Closed peasant98 closed 4 years ago

peasant98 commented 4 years ago

Velocity Control doesn't work in simulation. The Panda just seems to sink down. How can we fix this?

justagist commented 4 years ago

Do you see any error messages? If not, it could be part of the bug that should now be fixed (in 3c923424a85c8b2ddcf525cabe509a3212bb52c9).

peasant98 commented 4 years ago

Hi, I didn't see any error messages, but when I send all zero velocities, the Panda just seems to sink down. Here is a script I put together:

import franka_interface
import rospy
import franka_tools
import time
if __name__ == '__main__':
    rospy.init_node('hiro_panda')
    panda = franka_interface.ArmInterface()
    x = franka_tools.FrankaControllerManagerInterface(ns="panda_simulator",
                                                      sim=True)
    print(x.list_controllers())
    print(x.list_active_controllers(only_motion_controllers=True))
    x.stop_controller(x.joint_position_controller)
    x.start_controller("panda_simulator/velocity_joint_velocity_controller")

    t = 3
    now = time.time()
    while True:
        if time.time() - now >= t:
            break
        panda.set_joint_velocities(dict(zip(panda.joint_names(), [0.0,0.0,0.0,0.0,0,0,0])))
        time.sleep(0.001 / t)

How does it look on your end? Using VelocityJointInterface for me was much better.

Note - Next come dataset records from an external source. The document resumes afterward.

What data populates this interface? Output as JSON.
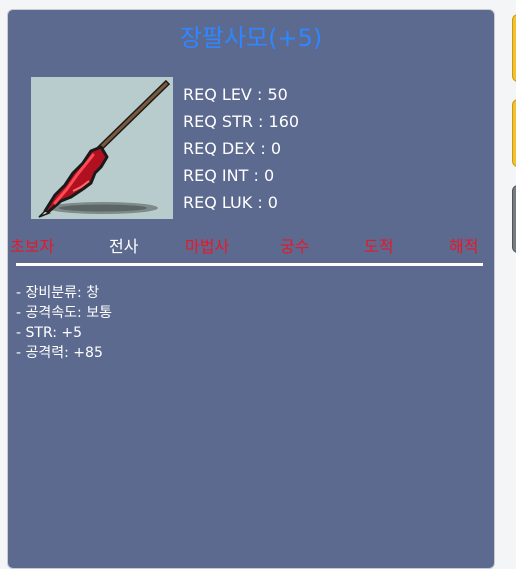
{
  "item": {
    "name": "장팔사모(+5)",
    "icon": "spear-icon"
  },
  "requirements": [
    {
      "label": "REQ LEV",
      "value": "50"
    },
    {
      "label": "REQ STR",
      "value": "160"
    },
    {
      "label": "REQ DEX",
      "value": "0"
    },
    {
      "label": "REQ INT",
      "value": "0"
    },
    {
      "label": "REQ LUK",
      "value": "0"
    }
  ],
  "jobs": [
    {
      "name": "초보자",
      "eligible": false
    },
    {
      "name": "전사",
      "eligible": true
    },
    {
      "name": "마법사",
      "eligible": false
    },
    {
      "name": "궁수",
      "eligible": false
    },
    {
      "name": "도적",
      "eligible": false
    },
    {
      "name": "해적",
      "eligible": false
    }
  ],
  "stats": [
    "- 장비분류: 창",
    "- 공격속도: 보통",
    "- STR: +5",
    "- 공격력: +85"
  ],
  "colors": {
    "panel": "#5c6a8f",
    "title": "#2f86ff",
    "eligible": "#ffffff",
    "ineligible": "#e8172a",
    "icon_bg": "#b8cccd"
  }
}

justagist commented 4 years ago

Ah, I had forgotten about this.. This is because the gravity compensation controller of the robot is not perfect (especially when it has the gripper), because the dynamic properties of the robot is not provided by the manufacturers, and I use experimentally determined values. The effect of this is evident if you're using velocity or torque controllers on the simulated robot. If you do need gravity, disabling the gripper (use the load_gripper:=false argument when launching panda.world) might improve the performance. However, the best solution would be disabling gravity for your simulation (this is what I have been doing): change value of gravity to zero in panda_gazebo/worlds/panda.world.

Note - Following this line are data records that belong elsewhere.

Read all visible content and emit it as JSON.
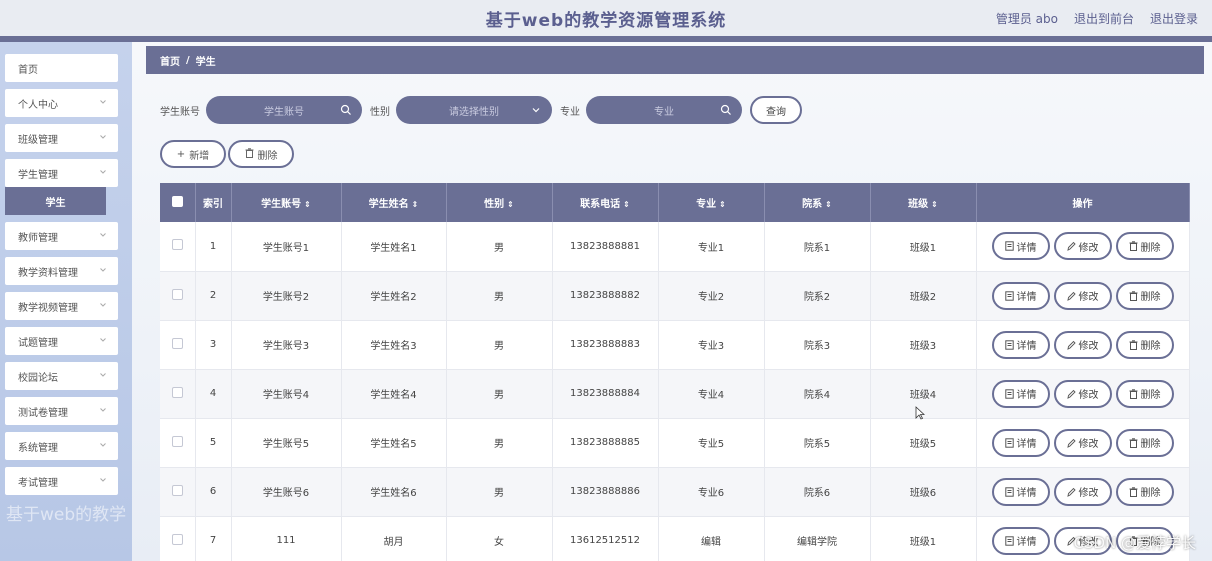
{
  "header": {
    "title": "基于web的教学资源管理系统",
    "user_label": "管理员 abo",
    "front_label": "退出到前台",
    "logout_label": "退出登录"
  },
  "sidebar": {
    "items": [
      {
        "label": "首页",
        "has_chevron": false
      },
      {
        "label": "个人中心",
        "has_chevron": true
      },
      {
        "label": "班级管理",
        "has_chevron": true
      },
      {
        "label": "学生管理",
        "has_chevron": true
      },
      {
        "label": "教师管理",
        "has_chevron": true
      },
      {
        "label": "教学资料管理",
        "has_chevron": true
      },
      {
        "label": "教学视频管理",
        "has_chevron": true
      },
      {
        "label": "试题管理",
        "has_chevron": true
      },
      {
        "label": "校园论坛",
        "has_chevron": true
      },
      {
        "label": "测试卷管理",
        "has_chevron": true
      },
      {
        "label": "系统管理",
        "has_chevron": true
      },
      {
        "label": "考试管理",
        "has_chevron": true
      }
    ],
    "active_sub": "学生",
    "watermark": "基于web的教学"
  },
  "breadcrumb": {
    "home": "首页",
    "sep": "/",
    "current": "学生"
  },
  "search": {
    "account_label": "学生账号",
    "account_placeholder": "学生账号",
    "gender_label": "性别",
    "gender_placeholder": "请选择性别",
    "major_label": "专业",
    "major_placeholder": "专业",
    "query_label": "查询"
  },
  "actions": {
    "add_label": "新增",
    "delete_label": "删除"
  },
  "table": {
    "columns": [
      "索引",
      "学生账号",
      "学生姓名",
      "性别",
      "联系电话",
      "专业",
      "院系",
      "班级",
      "操作"
    ],
    "rows": [
      [
        "1",
        "学生账号1",
        "学生姓名1",
        "男",
        "13823888881",
        "专业1",
        "院系1",
        "班级1"
      ],
      [
        "2",
        "学生账号2",
        "学生姓名2",
        "男",
        "13823888882",
        "专业2",
        "院系2",
        "班级2"
      ],
      [
        "3",
        "学生账号3",
        "学生姓名3",
        "男",
        "13823888883",
        "专业3",
        "院系3",
        "班级3"
      ],
      [
        "4",
        "学生账号4",
        "学生姓名4",
        "男",
        "13823888884",
        "专业4",
        "院系4",
        "班级4"
      ],
      [
        "5",
        "学生账号5",
        "学生姓名5",
        "男",
        "13823888885",
        "专业5",
        "院系5",
        "班级5"
      ],
      [
        "6",
        "学生账号6",
        "学生姓名6",
        "男",
        "13823888886",
        "专业6",
        "院系6",
        "班级6"
      ],
      [
        "7",
        "111",
        "胡月",
        "女",
        "13612512512",
        "编辑",
        "编辑学院",
        "班级1"
      ]
    ],
    "op_labels": {
      "detail": "详情",
      "edit": "修改",
      "delete": "删除"
    }
  },
  "watermark_csdn": "CSDN @爱悖学长",
  "colors": {
    "accent": "#6a6f95",
    "title": "#5b5f8f",
    "sidebar": "#c5d2ec"
  }
}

By the way, you don't need to explicitly switch controllers; the interface would deal with it automatically, both in simulation and for real robot :) It would automatically choose which controller to use depending on the command you use (set_joint_velocities,set_joint_positions,set_joint_torques, etc.). All you would need to do is:


if __name__ == '__main__':
    rospy.init_node('hiro_panda')
    panda = franka_interface.ArmInterface()

    while True:
        panda.set_joint_velocities(dict(zip(panda.joint_names(), [0.0,0.0,0.0,0.0,0,0,0])))
        time.sleep(0.001)

Also, it is better to get the FrankaControllerManagerInterface associated with the robot directly from the ArmInterface instance to avoid ROS conflicts, than creating a new instance of the controller manager interface. The robot's CM interface can be accessed using the get_controller_manager method.

a-nooj commented 4 years ago

Looks like doing load_gripper:=false results in the entire robot not showing up.

Also, what tuning procedure did you use to converge on the PID gains?

justagist commented 4 years ago

Please make sure you're using the latest update of the repo. The pid gains are the values the franka controller is set to on the actual robot.

a-nooj commented 4 years ago

Ah gotcha.

What about the dynamic properties of the robot? You mentioned you experimentally determined the values -- did you follow a certain procedure or was it trial-and-error?

justagist commented 4 years ago

The dynamics parameters were based on this paper.